Selective antegrade cerebral perfusion (sACP) during aortic arch surgery in hypothermic circulatory arrest (HCA) is an established method for intraoperative neuroprotection. Although sACP is established as a beneficial method to reduce secondary neurological side effects due to brain-malperfusion, there are several parameters like sACP flow rate, perfusion pressure or temperature of the perfusate, where the optimal values remain unclear. The flow rate of the sACP-perfusate is increased according to center-specific standard-procedures.

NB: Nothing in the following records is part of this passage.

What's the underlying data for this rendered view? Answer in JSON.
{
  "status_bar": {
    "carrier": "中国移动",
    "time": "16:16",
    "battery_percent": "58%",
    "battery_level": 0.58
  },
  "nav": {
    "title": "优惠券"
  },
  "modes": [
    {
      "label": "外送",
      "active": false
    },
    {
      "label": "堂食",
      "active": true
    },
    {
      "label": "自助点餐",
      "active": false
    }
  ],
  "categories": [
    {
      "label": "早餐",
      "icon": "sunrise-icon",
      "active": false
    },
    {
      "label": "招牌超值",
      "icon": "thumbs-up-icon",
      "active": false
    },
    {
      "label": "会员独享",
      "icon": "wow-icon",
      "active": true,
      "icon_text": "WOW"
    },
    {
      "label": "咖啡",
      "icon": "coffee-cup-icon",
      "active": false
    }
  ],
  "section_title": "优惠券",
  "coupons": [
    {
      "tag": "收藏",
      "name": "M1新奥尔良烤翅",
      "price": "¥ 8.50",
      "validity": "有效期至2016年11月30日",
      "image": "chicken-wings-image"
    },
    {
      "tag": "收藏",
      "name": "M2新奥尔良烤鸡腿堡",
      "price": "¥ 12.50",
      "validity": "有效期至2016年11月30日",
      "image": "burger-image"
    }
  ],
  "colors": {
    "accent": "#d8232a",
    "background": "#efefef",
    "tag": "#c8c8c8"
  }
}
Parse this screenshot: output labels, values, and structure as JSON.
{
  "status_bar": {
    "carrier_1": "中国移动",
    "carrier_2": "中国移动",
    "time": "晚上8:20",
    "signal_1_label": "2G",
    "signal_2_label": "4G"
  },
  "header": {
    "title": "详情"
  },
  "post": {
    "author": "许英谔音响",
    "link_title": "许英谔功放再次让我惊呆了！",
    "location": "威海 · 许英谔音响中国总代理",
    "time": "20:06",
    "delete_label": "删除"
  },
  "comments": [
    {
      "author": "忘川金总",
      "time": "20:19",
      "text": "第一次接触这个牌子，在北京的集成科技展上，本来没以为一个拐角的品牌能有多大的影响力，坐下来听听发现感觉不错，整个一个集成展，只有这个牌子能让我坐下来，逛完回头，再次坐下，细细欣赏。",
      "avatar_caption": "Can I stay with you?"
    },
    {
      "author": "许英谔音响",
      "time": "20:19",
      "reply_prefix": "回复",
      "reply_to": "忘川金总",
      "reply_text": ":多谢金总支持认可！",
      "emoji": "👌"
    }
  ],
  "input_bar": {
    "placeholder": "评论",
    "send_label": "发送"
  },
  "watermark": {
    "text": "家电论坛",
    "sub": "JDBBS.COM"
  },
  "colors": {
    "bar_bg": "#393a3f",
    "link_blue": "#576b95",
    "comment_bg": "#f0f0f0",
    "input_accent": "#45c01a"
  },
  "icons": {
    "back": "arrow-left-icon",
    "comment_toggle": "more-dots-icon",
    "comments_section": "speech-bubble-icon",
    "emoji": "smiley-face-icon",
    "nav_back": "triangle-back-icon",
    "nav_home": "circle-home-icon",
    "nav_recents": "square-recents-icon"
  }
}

The optimal sACP flow rate, monitored by near infrared spectroscopy (NIRS), is to be investigated in this single center clinical prospective observational study. 40 Patients are enrolled over an estimated period of 14 months.
Study Type
OBSERVATIONAL
Enrollment
40
TOI and Vmca measurement during cardiac surgery with hypothermic circulatory arrest
Inselspital, University Hospital Bern, University of Bern
Bern, Switzerland
University of Bern
Bern, Switzerland
TOI
The primary outcome is the tissue oxygenation index (TOI: NIRS value) at sACP flow rates of 6 , 8 and 10 (ml/kg/min) in comparison to the TOI measured awake.
Time frame: through study completion, an average of 1 year
Vmca
The secondary outcome is the mean blood flow velocity in the middle cerebral artery at sACP the specified flow rates in comparison to the VmMCA during general anesthesia, after anesthesia induction.
Time frame: through study completion, an average of 1 year
Neurologic accidents
An additional secondary outcome measure are any neurologic accidents during the same hospital stay.